Marius-François Guyard, éditeur de Malraux dans la Pléiade (tomes II et III), est mort, le 5 mai dernier, à l'âge de 91 ans.
Je tiens à rendre hommage ici à cet éminent professeur à la Sorbonne, qui fut mon directeur de thèse et qui m'honora ensuite d'une amitié fidèle et attentive.

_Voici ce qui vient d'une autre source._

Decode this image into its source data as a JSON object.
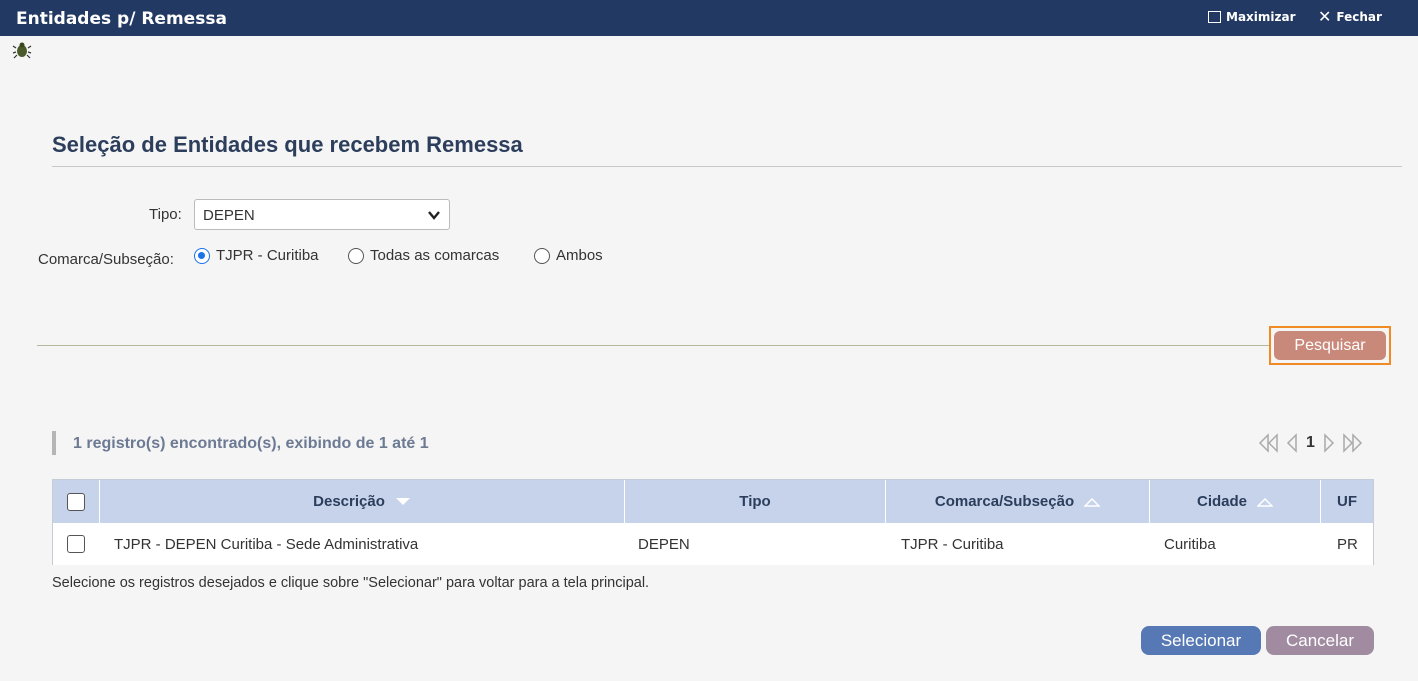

Marius-François Guyard avait de brillantes références universitaires mais, gaulliste convaincu, il avait effectué une partie de sa carrière dans la haute administration (comme Recteur d'Académie notamment). Son Malraux était, naturellement, le Malraux d'après 1945. Ce n'était pas celui qui m'intéressait le plus, mais M. – F. Guyard croyait à la continuité de l'œuvre ; l'intelligence et la lucidité avec lesquelles il la lisait m'ont beaucoup éclairé. Il avait, au tout début des années 1970, édité, dans la Pléiade également, les œuvres de Lamartine et, à l'instar d'Henri Peyre, entre autres, il voyait dans le premier Malraux un épigone de ces grands romantiques « engagés » qu'il admirait sincèrement.
Marius-François Guyard était un catholique pratiquant, grand ami de René Rémond, son camarade de promotion. Sa lecture de Malraux s'appuyait aussi sur une vaste culture religieuse et, lors de nos rencontres, il trouvait toujours quelque biais pour s'amuser, paternellement, du petit protestant rustre et ignorant que le hasard avait jeté entre ses griffes.

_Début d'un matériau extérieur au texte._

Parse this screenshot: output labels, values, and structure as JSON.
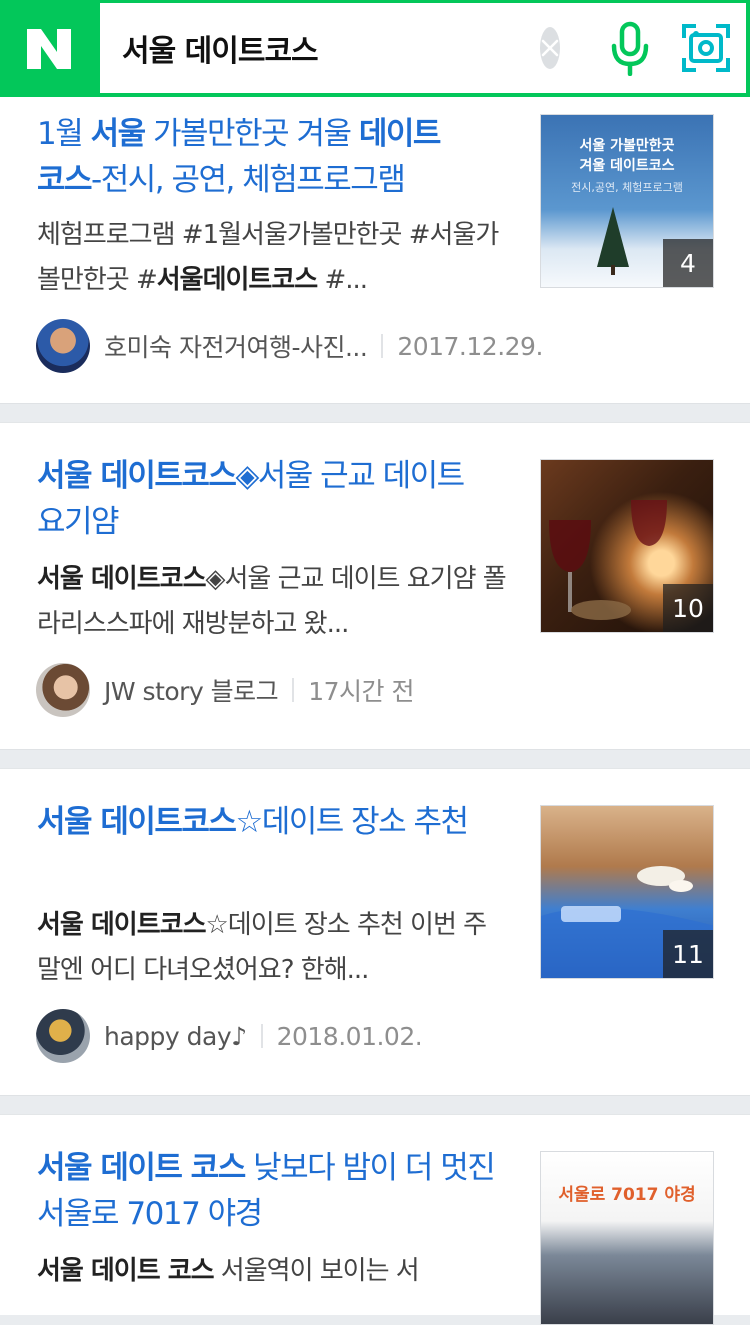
{
  "search": {
    "query": "서울 데이트코스"
  },
  "results": [
    {
      "title_parts": [
        "1월 ",
        "서울",
        " 가볼만한곳 겨울 ",
        "데이트 코스",
        "-전시, 공연, 체험프로그램"
      ],
      "desc_parts": [
        "체험프로그램 #1월서울가볼만한곳 #서울가볼만한곳 #",
        "서울데이트코스",
        " #..."
      ],
      "author": "호미숙 자전거여행-사진...",
      "date": "2017.12.29.",
      "image_count": "4",
      "thumb_text_1": "서울 가볼만한곳",
      "thumb_text_2": "겨울 데이트코스",
      "thumb_text_3": "전시,공연, 체험프로그램"
    },
    {
      "title_parts": [
        "서울 데이트코스",
        "◈서울 근교 데이트 요기얌"
      ],
      "desc_parts": [
        "서울 데이트코스",
        "◈서울 근교 데이트 요기얌 폴라리스스파에 재방분하고 왔..."
      ],
      "author": "JW story 블로그",
      "date": "17시간 전",
      "image_count": "10"
    },
    {
      "title_parts": [
        "서울 데이트코스",
        "☆데이트 장소 추천"
      ],
      "desc_parts": [
        "서울 데이트코스",
        "☆데이트 장소 추천 이번 주말엔 어디 다녀오셨어요? 한해..."
      ],
      "author": "happy day♪",
      "date": "2018.01.02.",
      "image_count": "11"
    },
    {
      "title_parts": [
        "서울 데이트 코스",
        " 낮보다 밤이 더 멋진 서울로 7017 야경"
      ],
      "desc_parts": [
        "서울 데이트 코스",
        " 서울역이 보이는 서"
      ],
      "thumb_text_1": "서울로 7017 야경"
    }
  ],
  "colors": {
    "brand_green": "#03c75a",
    "title_blue": "#1e6dd2"
  },
  "icons": [
    "naver-logo-icon",
    "clear-icon",
    "microphone-icon",
    "lens-icon"
  ]
}
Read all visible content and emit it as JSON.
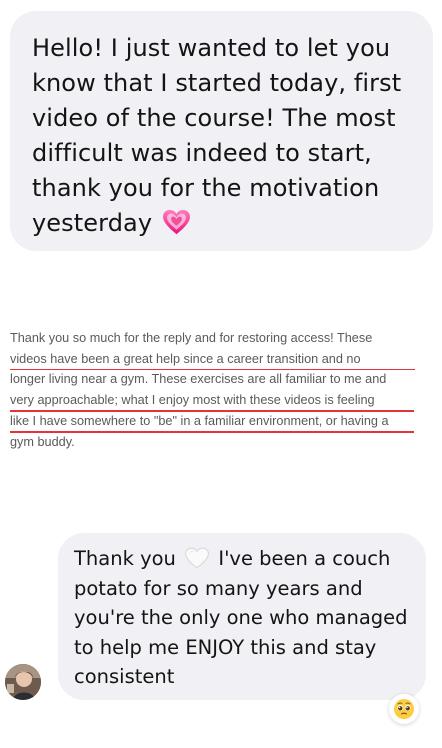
{
  "messages": {
    "top": {
      "text": "Hello! I just wanted to let you know that I started today, first video of the course! The most difficult was indeed to start, thank you for the motivation yesterday",
      "emoji": "growing-heart-icon"
    },
    "bottom": {
      "text_before": "Thank you",
      "text_after": "I've been a couch potato for so many years and you're the only one who managed to help me ENJOY this and stay consistent",
      "emoji": "white-heart-icon",
      "reaction": "pleading-face-icon"
    }
  },
  "review": {
    "lines": [
      "Thank you so much for the reply and for restoring access! These",
      "videos have been a great help since a career transition and no",
      "longer living near a gym. These exercises are all familiar to me and",
      "very approachable; what I enjoy most with these videos is feeling",
      "like I have somewhere to \"be\" in a familiar environment, or having a",
      "gym buddy."
    ],
    "underline_color": "#e2343a"
  },
  "colors": {
    "bubble_bg": "#f0f0f5",
    "text_dark": "#141414",
    "review_text": "#5a5a5a",
    "heart_pink": "#f0529a"
  }
}
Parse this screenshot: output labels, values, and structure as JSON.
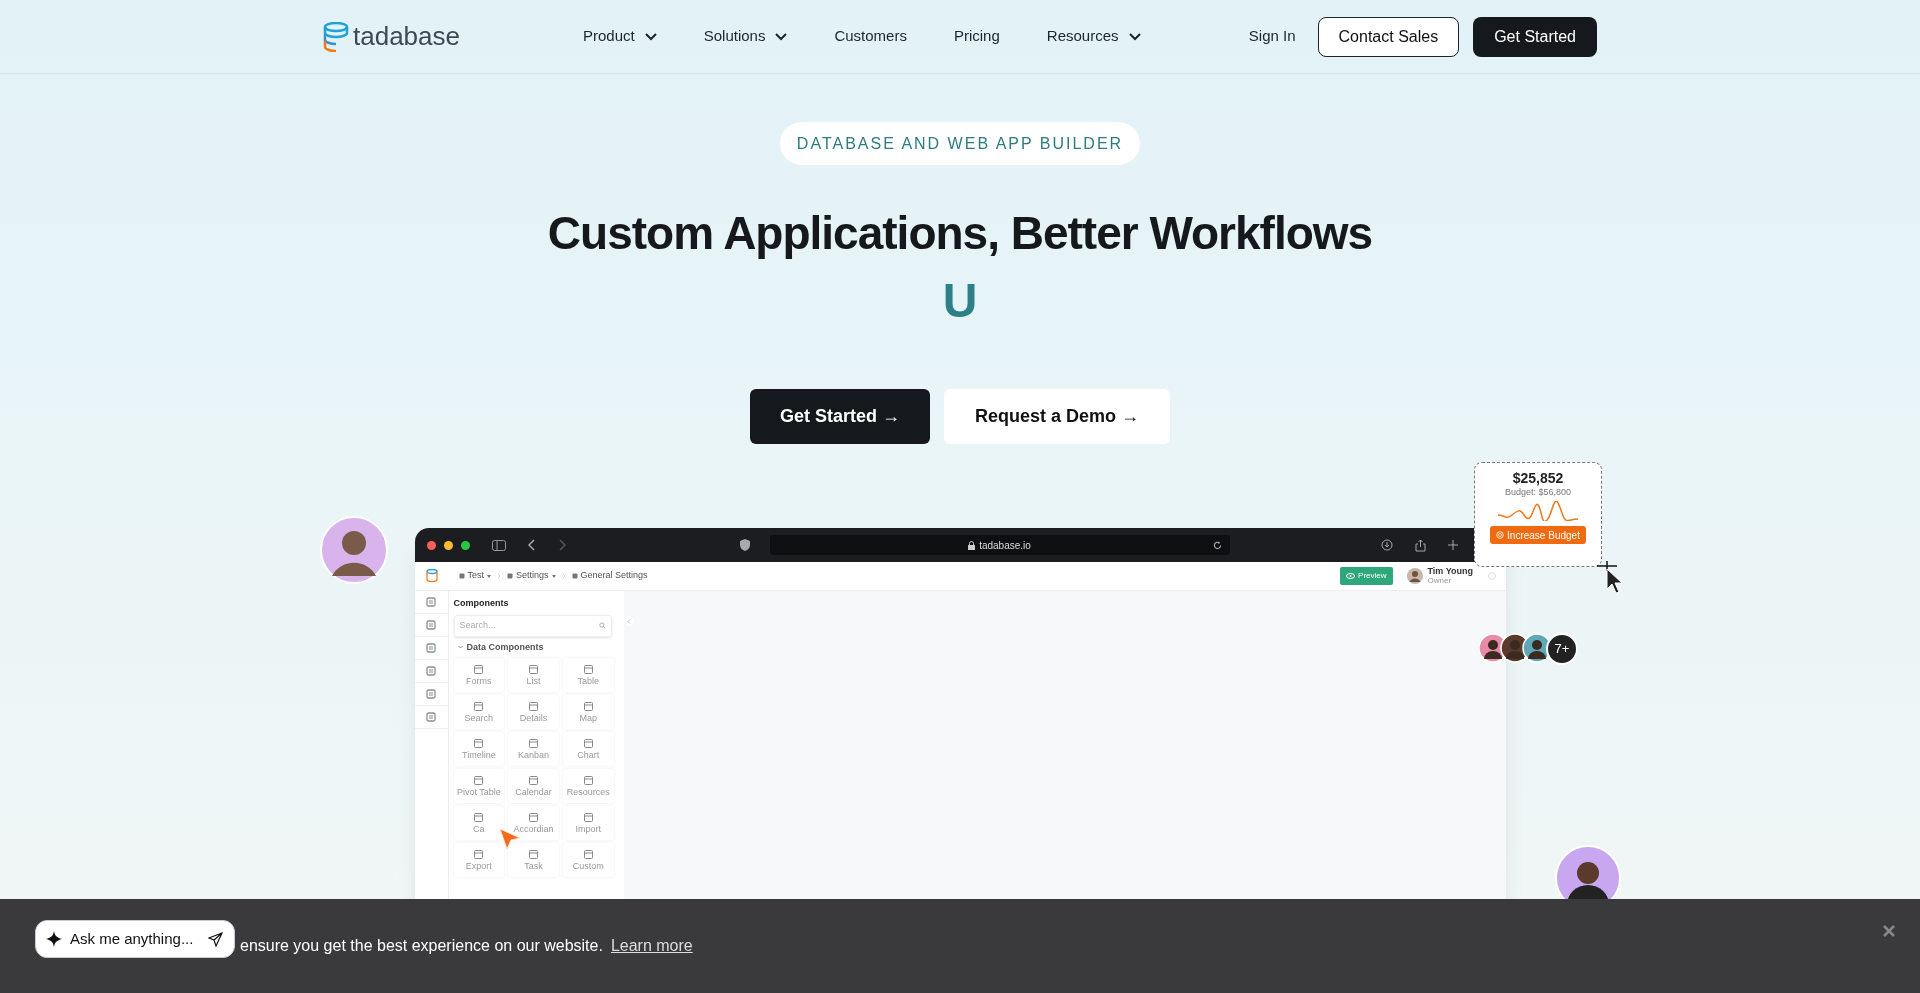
{
  "nav": {
    "logo": "tadabase",
    "items": [
      {
        "label": "Product",
        "dropdown": true
      },
      {
        "label": "Solutions",
        "dropdown": true
      },
      {
        "label": "Customers",
        "dropdown": false
      },
      {
        "label": "Pricing",
        "dropdown": false
      },
      {
        "label": "Resources",
        "dropdown": true
      }
    ],
    "sign_in": "Sign In",
    "contact": "Contact Sales",
    "cta": "Get Started"
  },
  "hero": {
    "badge": "DATABASE AND WEB APP BUILDER",
    "title": "Custom Applications, Better Workflows",
    "typed": "U",
    "buttons": [
      {
        "label": "Get Started →",
        "kind": "primary"
      },
      {
        "label": "Request a Demo →",
        "kind": "secondary"
      }
    ]
  },
  "browser": {
    "url": "tadabase.io"
  },
  "app": {
    "breadcrumb": [
      {
        "label": "Test",
        "dropdown": true
      },
      {
        "label": "Settings",
        "dropdown": true
      },
      {
        "label": "General Settings",
        "dropdown": false
      }
    ],
    "preview": "Preview",
    "user": {
      "name": "Tim Young",
      "role": "Owner"
    },
    "panel_title": "Components",
    "search_placeholder": "Search...",
    "section": "Data Components",
    "components": [
      "Forms",
      "List",
      "Table",
      "Search",
      "Details",
      "Map",
      "Timeline",
      "Kanban",
      "Chart",
      "Pivot Table",
      "Calendar",
      "Resources",
      "Ca",
      "Accordian",
      "Import",
      "Export",
      "Task",
      "Custom"
    ]
  },
  "budget_card": {
    "amount": "$25,852",
    "budget": "Budget: $56,800",
    "button": "Increase Budget"
  },
  "collaborators": {
    "avatars": [
      {
        "color": "#e98aa8"
      },
      {
        "color": "#5a3a2a"
      },
      {
        "color": "#5fa8b8"
      }
    ],
    "more": "7+"
  },
  "cookie": {
    "text": "ensure you get the best experience on our website.",
    "link": "Learn more"
  },
  "chat": {
    "placeholder": "Ask me anything..."
  }
}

Marius-François Guyard était toujours élégant, brillant, distingué sans affectation, comme par fidélité à l'image, depuis longtemps passée, qu'il se faisait de la Sorbonne et de la Rue d'Ulm. Dans les dernières années de sa vie, la maladie et la vieillesse l'avaient durement frappé mais, en 2008, presque aveugle, il avait encore trouvé la force de participer au colloque organisé à la Sorbonne sur Le Miroir des limbes. Les lecteurs actuels et à venir de Malraux ne doivent pas oublier l'importance de sa contribution à l'intelligence de cette œuvre.